As humans, we live in these three realms simultaneously. When these realms get out of balance, we lose our balance as persons, as a community and as a nation.
The personal realm is the realm of the self. God has bestowed on us each our own sacred personhood, each created in the divine image. God wants us to thrive as persons. The problem arises when we live as if the personal realm were the only realm, or the only important realm. God has made us to live in communion and community. The capacity for communion and community is part of the divine image in which we were made.
Such is the scourge of hyper-individualism in our nation. “My rights, my freedom” is the rallying cry. It endangers the health of our bodies, the body politic and the community.
Wendell Berry defines our American “rugged individualism” plaguing us as “the presumptive ‘right’ of individuals to do as they please, as if there were no God, no legitimate government, no community, no neighbors and no posterity.”
“When we make the personal realm the ultimate realm, we begin to lose our balance.”
The church can err by making “personal salvation” the only realm of God’s saving work. Today in the church and society we can make “self-realization” the new salvation. Martin Luther described our plight as persons as “the self-curved-in-on-itself.” When we make the personal realm the ultimate realm, we begin to lose our balance.
The second realm of life is the public realm, the body politic. The word “politics” comes from the Greek word for city, polis. God through Jeremiah called us to work for the welfare of the city and pray for its welfare. A nation needs a healthy body politic, and the calling to public service, despite much evidence to the contrary, can be a noble calling.
The problem comes when we make the public realm the ultimate realm. We become homo politicus, political creatures, political animals. We let ourselves be defined by our political allegiances. When the church becomes absorbed into the political realm, the political realm its ultimate realm, it is in trouble.
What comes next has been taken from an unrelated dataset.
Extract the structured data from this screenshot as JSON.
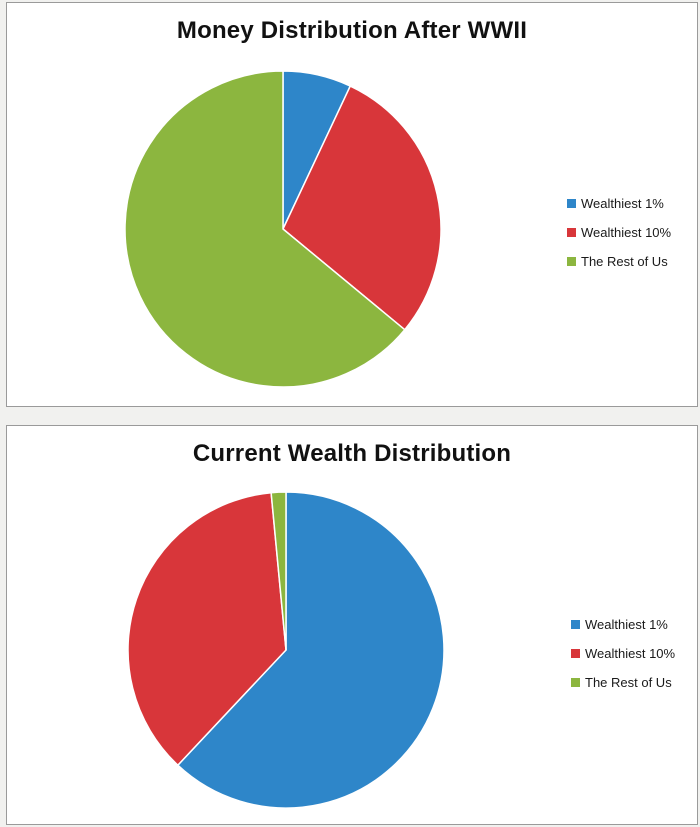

The U.S. Catholic bishops reported last week to the pope that the Catholic Church in America is badly divided. Peter Wehner, in his recent article in The Atlantic, begins “The Evangelical Church Is Breaking Apart.” I know few churches of any denomination that have not been wracked by political discord, and chief among the reasons is that the political realm has become the near ultimate if not ultimate realm of life and faith.
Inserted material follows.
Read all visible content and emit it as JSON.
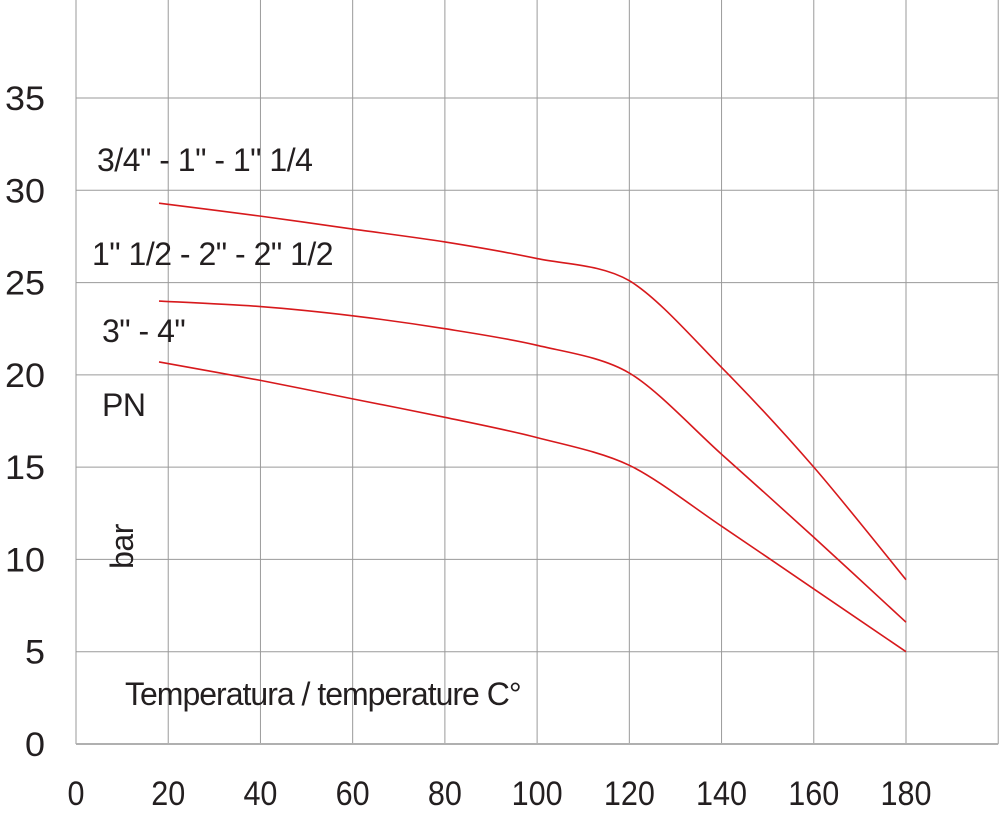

The public realm is where we work with others of good will for the common good. It is good work. It is not the ultimate realm, and when we live so, we lose our balance. The spiritual and moral realms have been swallowed up into the political realm.
“The spiritual and moral realms have been swallowed up into the political realm.”
But there is another realm, the vital connective tissue between the two other realms, and this is the communal realm. We are more than individual selves, we are more than political creatures, we are made to live in community and communion. The community realm of our lives has suffered especially through the last few years. We have not been physically together as before. Omnipresent social media has promoted the political realm as the ultimate realm. There has arisen lately “patriot churches.” People are choosing churches by whether they perceive the church to be red or blue.
Wendell Berry has written extensively about the cruciality of community and warned of its dying away, about neighborliness and the world as a neighborhood. A community, he writes, refers to a place and to a people, a “placed people.” In such a community we are, he writes, using Paul’s phrase, “members of one another.” In it everything is connected and everything belongs.
A character in his fiction, Burley Coulter, says, “The way we are, we are members of one another. All of us. Everything. The difference ain’t in who is a member and who is not, but in who knows it and who don’t.”
If the church is to recover its balance, the first task is the recovery of the community realm and to learn, or learn again, what it means to be members of one another.
Stephen Shoemaker serves as pastor of Grace Baptist Church in Statesville, N.C. He served previously as pastor of Myers Park Baptist in Charlotte, N.C.; Broadway Baptist in Fort Worth, Texas, and Crescent Hill Baptist in Louisville, Ky.